SEBAGAI seorang muslim yang taat tentu saja Nasruddin tak pernah meninggalkan salat. Sudah jelas, itu perkara wajib. Dan ia selalu berjamaah di masjid. Tak mau ketinggalan biarpun sibuk. Bahkan bila-bila ia harus berlari untuk mengejar takbir pertama ketika iqamah sudah diserukan modin.
Hal ini beralasan bagi Nasruddin. Bertahun-tahun yang lalu ketika masih muda dan memiliki keberanian mengkritik raja, ia pernah mendekam di penjara karena protesnya. Nasruddin muda memiliki guru yang sangat menyayanginya. Bahkan ketika di penjara, gurunya ini sering mengunjunginya.
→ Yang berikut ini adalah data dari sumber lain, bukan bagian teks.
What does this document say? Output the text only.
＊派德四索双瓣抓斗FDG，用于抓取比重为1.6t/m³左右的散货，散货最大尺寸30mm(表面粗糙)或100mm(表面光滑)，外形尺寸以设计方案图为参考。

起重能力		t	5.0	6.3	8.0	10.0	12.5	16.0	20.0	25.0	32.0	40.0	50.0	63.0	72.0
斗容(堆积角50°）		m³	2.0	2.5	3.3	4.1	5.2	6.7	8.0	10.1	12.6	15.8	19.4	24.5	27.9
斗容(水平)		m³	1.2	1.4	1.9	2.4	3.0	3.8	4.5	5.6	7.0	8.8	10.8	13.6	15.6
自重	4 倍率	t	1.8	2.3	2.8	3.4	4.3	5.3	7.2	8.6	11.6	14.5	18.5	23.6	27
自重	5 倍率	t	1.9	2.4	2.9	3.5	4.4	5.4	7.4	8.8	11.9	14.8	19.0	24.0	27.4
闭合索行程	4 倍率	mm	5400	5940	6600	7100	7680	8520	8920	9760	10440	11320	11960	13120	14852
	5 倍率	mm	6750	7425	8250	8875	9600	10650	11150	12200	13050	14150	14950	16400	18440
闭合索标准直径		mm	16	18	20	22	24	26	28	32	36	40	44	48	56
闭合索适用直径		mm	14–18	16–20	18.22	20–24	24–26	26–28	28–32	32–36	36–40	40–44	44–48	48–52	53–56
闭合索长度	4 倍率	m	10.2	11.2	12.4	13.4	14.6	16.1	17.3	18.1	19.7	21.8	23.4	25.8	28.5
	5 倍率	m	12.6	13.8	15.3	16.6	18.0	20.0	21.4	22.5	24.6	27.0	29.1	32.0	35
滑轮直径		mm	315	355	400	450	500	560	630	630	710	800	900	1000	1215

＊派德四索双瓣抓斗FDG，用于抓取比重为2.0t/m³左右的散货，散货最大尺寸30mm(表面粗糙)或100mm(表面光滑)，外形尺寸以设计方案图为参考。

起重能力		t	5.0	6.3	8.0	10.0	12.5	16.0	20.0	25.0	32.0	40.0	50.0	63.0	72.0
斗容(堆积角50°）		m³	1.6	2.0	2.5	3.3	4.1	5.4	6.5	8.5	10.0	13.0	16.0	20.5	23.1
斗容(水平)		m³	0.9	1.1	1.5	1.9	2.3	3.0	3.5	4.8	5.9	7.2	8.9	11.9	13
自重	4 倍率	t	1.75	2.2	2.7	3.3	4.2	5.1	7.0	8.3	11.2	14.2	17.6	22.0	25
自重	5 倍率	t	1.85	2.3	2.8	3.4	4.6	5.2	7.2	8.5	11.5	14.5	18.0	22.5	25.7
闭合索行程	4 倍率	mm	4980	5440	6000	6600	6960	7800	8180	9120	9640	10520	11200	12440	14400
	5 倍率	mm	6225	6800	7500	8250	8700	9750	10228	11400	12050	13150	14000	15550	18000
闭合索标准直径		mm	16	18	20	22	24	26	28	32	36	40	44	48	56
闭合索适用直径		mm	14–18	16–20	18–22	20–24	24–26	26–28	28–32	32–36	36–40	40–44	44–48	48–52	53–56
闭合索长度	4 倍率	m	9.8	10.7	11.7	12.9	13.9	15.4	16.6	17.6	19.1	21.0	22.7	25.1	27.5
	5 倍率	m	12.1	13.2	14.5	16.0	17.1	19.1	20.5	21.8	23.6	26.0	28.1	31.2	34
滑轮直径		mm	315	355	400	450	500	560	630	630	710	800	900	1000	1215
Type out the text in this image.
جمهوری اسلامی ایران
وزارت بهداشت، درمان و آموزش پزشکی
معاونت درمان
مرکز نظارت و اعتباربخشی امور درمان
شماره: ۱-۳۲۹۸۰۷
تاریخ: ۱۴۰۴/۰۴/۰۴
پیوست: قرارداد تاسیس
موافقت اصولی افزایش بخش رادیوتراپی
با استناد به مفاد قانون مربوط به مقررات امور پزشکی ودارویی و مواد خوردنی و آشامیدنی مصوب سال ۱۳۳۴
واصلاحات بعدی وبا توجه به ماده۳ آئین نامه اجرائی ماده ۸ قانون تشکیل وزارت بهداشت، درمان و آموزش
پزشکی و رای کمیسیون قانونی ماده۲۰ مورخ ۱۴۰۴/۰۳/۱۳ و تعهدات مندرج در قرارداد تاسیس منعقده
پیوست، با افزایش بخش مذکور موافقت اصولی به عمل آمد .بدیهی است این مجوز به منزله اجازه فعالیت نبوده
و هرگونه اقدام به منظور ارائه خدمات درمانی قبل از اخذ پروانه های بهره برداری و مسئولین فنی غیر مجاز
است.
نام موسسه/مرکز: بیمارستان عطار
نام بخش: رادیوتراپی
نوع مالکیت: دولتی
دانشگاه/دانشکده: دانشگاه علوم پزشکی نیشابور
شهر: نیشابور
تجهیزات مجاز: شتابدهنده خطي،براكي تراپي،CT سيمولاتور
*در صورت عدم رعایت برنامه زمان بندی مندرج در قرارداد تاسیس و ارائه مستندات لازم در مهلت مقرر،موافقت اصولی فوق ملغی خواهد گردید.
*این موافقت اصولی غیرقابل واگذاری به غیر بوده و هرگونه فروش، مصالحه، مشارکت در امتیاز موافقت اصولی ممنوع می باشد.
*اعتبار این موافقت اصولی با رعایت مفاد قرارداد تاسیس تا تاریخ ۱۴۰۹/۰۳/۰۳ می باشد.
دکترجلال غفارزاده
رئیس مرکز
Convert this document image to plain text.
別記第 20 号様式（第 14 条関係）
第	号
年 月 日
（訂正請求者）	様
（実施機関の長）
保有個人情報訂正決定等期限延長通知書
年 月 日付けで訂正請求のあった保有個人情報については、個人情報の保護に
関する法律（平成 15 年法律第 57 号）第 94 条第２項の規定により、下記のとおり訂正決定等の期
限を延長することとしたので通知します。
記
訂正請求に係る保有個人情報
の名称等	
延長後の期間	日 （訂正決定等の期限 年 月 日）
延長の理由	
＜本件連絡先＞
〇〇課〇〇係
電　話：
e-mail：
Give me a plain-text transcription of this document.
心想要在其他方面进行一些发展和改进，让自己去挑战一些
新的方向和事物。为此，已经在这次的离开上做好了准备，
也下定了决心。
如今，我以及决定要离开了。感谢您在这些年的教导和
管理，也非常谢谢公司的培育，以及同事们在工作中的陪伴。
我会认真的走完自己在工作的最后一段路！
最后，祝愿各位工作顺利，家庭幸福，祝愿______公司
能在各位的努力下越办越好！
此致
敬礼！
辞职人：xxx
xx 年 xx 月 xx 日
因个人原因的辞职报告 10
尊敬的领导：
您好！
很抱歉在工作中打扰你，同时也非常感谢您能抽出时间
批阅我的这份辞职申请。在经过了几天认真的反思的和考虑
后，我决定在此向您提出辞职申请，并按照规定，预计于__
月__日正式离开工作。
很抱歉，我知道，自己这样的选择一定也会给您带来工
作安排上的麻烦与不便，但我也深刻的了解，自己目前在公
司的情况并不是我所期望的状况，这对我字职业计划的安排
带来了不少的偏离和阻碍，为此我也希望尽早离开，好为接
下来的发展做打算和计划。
Karena kedekatan mereka, Nasruddin tak segan mengutarakan keinginannya ingin kabur dari penjara raja yang lalim itu. Dan di waktu yang lain, ia menyampaikan perasaan malasnya untuk salat, karena sepertinya Tuhan tak mendengar doanya. Gurunya hanya mendengarkannya dengan tersenyum dan menasihatinya untuk selalu berbaik sangka pada Sang Kuasa.
Satu hari sang guru mengunjungi Nasruddin, dan ia membawakan selembar sajadah. Ia terima sajadah itu dengan muka masam, ia berharap di dalam hatinya gurunya membawakannya senjata atau cara melarikan diri. Gurunya menyarankannya agar menjalankan salat dengan khusyuk dan tertib.
“Hadiah yang tak berguna,” katanya sepulang sang guru.
Karena tak banyak yang bisa dilakukannya, Nasruddin menjalankan juga perintah gurunya. Meski awalnya malas-malasan, lambat-laun ia merasakan ketenangan setelah berbulan-bulan mengerjakan salat seperti anjuran gurunya. Sampai satu hari ia menyadari, desain yang lain dari biasanya yang ditenun pada sajadahnya ternyata adalah jalan keluar dari penjara!
Gurunya telah lama meninggal, Nasruddin pun sudah lama keluar dari penjara. Bukan karena melarikan diri, tapi karena sikapnya yang baik selama di dalam sana.